UK-based medical technology firm LivaNova has decided to overhaul its heart valve division to address the continued decline in sales.
The restructuring is expected to affect up to 150 jobs across the company’s operations in Minneapolis, US, Vancouver, Canada and Saluggia, Italy.
LivaNova said that the heart valve business generated only 11%, or nearly $130m, of its total revenue in 2018.
LivaNova CEO Damien McDonald said: “We will restructure and simplify our heart valve manufacturing network, which will eliminate operational overlap between facilities and enable us to address new regulatory requirements.”
As part of the restructuring, the company will also end its transcatheter mitral valve replacement (TMVR) programme.
McDonald added: “As we evaluated these changes along with those in the structural heart market, we determined it was no longer viable to continue to invest in our TMVR programme. As a result, we will close our Caisson TMVR operations.”
LivaNova acquired Caisson Interventional in a deal worth $72m in May 2017.

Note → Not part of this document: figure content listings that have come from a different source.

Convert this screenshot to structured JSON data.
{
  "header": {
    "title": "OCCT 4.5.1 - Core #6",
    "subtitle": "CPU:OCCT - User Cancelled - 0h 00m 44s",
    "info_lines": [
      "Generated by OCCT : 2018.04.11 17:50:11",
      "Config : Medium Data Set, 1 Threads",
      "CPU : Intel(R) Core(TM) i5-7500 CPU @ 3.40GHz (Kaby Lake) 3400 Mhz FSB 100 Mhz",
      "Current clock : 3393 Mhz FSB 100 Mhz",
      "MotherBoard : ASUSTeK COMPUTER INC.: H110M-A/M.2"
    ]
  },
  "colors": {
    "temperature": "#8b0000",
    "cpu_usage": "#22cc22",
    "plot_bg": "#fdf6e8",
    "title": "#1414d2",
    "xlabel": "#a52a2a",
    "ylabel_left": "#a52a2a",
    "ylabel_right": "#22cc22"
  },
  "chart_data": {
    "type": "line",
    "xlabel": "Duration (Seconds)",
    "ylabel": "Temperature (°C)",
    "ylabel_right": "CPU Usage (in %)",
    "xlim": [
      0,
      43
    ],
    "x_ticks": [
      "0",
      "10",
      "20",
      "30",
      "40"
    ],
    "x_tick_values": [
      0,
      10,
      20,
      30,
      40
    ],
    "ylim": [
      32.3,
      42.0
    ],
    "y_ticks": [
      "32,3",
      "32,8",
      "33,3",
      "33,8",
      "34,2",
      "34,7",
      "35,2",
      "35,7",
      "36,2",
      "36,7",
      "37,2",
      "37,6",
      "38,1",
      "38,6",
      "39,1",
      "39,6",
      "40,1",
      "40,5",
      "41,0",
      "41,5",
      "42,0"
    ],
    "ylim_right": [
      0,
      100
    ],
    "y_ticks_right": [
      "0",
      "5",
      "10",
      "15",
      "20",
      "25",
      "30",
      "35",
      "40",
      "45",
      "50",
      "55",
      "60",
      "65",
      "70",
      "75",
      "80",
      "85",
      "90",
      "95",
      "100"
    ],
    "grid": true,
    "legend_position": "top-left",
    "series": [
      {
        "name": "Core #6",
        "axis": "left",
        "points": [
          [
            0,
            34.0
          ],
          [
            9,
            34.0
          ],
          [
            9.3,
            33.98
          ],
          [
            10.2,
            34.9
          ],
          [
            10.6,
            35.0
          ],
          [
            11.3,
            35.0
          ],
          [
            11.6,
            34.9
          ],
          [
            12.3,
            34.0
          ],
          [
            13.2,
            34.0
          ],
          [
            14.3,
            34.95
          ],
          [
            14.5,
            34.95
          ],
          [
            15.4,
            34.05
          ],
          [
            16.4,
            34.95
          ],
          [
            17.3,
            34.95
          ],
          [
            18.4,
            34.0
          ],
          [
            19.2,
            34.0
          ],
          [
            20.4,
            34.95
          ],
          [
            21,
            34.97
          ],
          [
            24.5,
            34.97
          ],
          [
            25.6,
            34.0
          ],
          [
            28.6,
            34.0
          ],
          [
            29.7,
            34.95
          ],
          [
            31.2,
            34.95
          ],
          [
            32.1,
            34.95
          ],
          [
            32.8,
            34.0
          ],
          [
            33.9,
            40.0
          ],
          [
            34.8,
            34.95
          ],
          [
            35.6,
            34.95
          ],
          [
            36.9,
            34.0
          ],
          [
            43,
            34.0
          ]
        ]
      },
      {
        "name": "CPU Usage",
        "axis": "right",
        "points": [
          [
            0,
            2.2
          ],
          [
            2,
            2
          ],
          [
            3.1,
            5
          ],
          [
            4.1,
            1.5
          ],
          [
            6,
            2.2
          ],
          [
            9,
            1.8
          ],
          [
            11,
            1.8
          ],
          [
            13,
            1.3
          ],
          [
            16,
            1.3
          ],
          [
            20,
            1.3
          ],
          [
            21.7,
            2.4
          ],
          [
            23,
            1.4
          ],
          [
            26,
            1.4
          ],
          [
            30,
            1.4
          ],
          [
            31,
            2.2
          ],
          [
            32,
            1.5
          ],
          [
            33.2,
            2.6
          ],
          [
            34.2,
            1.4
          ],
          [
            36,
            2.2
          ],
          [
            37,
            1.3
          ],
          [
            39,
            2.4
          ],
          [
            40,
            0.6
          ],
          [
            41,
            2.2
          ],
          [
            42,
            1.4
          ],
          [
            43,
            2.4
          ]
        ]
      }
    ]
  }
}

Following the restructuring, the company’s LivaNova facility in Italy will focus on R&D and manufacturing of mechanical heart valves, rings, accessories and Nitinol stents.
The Canadian unit will be involved in the production of tissue heart valves, while the Caisson TMVR operations in Minneapolis will shut by the end of the year.
However, the clinical trial programme will continue to be followed within the parameters of the trial, the company added.
In 2018, LivaNova completed the PRELUDE feasibility study of its Caisson TMVR system to treat moderate to severe mitral regurgitation (MR).
By leveraging a less invasive transseptal approach, the system helps patients to avoid traditional open-heart surgeries through the use of a catheter or tube to replace the mitral valve.